Niesforny bratanek
Zarzut kradzieży usłyszał wczoraj w Posterunku Policji w Kuślinie 18-letni mieszkaniec gminy Nowy Tomyśl. Młodzieniec podczas wizyty u swojej cioci wykorzystał chwilową jej nieuwagę i skradł jej złotą biżuterię, wartości kilkuset złotych. Następnego dnia chcąc pozbyć się trefnego towaru pospiesznie go sprzedał u jubilera. Pokrzywdzona zawiedziona zachowaniem niesfornego bratanka złożyła wniosek o jego ściganie i ukaranie.

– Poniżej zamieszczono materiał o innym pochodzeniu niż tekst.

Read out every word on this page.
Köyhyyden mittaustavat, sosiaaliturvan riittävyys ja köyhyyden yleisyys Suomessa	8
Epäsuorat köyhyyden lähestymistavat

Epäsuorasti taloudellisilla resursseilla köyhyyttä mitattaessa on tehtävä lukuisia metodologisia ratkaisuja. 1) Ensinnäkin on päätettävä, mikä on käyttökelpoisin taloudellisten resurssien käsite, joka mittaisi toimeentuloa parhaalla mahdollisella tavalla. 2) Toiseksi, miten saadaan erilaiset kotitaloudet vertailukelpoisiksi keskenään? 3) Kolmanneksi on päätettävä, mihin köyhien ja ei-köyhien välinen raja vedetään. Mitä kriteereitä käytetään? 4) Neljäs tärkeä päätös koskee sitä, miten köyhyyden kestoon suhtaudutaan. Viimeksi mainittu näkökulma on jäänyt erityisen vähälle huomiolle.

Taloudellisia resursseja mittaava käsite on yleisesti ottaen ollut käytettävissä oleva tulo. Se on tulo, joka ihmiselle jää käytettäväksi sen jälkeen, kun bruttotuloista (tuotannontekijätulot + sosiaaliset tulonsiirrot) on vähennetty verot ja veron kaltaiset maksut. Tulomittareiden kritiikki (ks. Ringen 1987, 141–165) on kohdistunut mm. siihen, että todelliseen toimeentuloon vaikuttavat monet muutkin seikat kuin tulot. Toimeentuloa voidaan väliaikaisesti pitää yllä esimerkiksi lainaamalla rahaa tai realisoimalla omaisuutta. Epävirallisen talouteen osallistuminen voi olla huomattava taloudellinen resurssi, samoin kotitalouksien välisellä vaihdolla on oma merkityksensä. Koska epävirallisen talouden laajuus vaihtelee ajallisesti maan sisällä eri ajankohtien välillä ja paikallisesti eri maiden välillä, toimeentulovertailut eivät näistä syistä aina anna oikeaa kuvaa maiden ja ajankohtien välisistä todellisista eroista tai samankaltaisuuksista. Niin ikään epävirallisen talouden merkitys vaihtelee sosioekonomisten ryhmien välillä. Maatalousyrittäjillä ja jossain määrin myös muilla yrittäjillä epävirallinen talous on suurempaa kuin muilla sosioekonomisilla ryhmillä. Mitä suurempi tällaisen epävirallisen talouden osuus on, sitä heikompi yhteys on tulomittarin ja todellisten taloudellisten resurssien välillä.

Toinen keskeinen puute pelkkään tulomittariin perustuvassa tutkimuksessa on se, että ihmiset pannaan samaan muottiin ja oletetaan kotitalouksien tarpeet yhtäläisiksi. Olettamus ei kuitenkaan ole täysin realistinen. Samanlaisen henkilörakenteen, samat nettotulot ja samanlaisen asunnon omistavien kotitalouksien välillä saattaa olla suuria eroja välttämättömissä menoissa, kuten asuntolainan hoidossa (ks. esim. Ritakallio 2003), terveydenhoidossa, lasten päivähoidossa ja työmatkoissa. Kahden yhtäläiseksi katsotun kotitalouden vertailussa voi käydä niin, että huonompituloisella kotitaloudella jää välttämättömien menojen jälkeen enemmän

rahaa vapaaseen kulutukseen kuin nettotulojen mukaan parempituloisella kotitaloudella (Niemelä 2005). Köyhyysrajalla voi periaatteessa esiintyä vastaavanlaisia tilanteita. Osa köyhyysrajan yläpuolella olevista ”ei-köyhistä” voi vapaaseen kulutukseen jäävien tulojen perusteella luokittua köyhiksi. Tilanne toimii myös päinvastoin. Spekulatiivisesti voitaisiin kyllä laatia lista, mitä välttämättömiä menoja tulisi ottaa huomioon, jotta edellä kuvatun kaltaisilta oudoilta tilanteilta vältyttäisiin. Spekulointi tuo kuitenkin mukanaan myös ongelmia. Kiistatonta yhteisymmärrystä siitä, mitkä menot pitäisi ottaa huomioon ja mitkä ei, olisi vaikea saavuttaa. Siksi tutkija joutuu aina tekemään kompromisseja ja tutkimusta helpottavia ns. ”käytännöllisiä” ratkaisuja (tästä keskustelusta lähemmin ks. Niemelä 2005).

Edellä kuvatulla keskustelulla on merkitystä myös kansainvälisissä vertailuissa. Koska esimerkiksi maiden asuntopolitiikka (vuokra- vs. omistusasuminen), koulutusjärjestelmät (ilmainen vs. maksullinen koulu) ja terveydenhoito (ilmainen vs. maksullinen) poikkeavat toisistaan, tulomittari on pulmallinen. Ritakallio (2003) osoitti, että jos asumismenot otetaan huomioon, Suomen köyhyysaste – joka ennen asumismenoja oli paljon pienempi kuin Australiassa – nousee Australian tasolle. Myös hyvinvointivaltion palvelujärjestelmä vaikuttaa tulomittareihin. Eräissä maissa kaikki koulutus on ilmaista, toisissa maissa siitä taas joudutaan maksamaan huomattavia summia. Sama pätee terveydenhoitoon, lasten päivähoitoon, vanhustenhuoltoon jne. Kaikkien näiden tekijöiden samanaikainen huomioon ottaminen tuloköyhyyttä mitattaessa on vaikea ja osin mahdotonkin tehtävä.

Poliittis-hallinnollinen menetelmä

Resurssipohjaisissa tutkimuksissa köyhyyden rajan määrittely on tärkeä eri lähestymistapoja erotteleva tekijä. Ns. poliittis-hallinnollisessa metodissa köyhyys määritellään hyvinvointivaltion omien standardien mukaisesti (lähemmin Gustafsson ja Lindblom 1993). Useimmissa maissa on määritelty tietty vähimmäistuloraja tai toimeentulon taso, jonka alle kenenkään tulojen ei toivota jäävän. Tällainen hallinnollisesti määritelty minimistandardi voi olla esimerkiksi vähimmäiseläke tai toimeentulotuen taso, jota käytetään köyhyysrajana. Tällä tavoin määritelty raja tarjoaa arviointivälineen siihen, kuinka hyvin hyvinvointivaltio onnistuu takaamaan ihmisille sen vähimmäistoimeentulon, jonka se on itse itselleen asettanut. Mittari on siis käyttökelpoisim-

Zgodnie z kodeksem karnym za przestępstwo kradzieży grozi nawet 5 lat pozbawienia wolności.
Do kradzieży złotej obrączki i pierścionka doszło w połowie ubiegłego miesiąca. Pokrzywdzona kobieta ich zniknięcie zauważyła kilka dni później. Niepodejrzewana jednak o kradzież nikogo z rodziny. Sytuacja jednak całkowicie się zmieniła kiedy u jednego z nowotomyskich jubilerów rozpoznała jeden ze swoich pierścionków. Natychmiast powiadomiła policjantów. Ci od razu zajęli się sprawą. Od jubilera jak po nitce do kłębka dotarli do złodzieja biżuterii. Okazał się nim 18-letni bratanek kobiety. Pokrzywdzona bardzo zawiedziona zachowaniem niesfornego bratanka złożyła wniosek o jego ściganie i ukaranie.
Zgromadzony w sprawie materiał dowodowy wskazuje jednoznacznie, że młodzieniec podczas jednej z wizyt u swojej cioci wykorzystał jej chwilową nieuwagę i ukradł jej złotą obrączkę i pierścionek. Wszystko wartości 600 złotych. Następnego dnia chcąc jak najszybciej pozbyć się trefnego towaru pospiesznie sprzedał go u jubilera.
Wczoraj 18-latek w Posterunku Policji w Kuślinie usłyszał zarzut kradzieży, do którego się przyznał. Zgodnie z kodeksem karnym za to przestępstwo grozi mu nawet 5 lat pozbawienia wolności.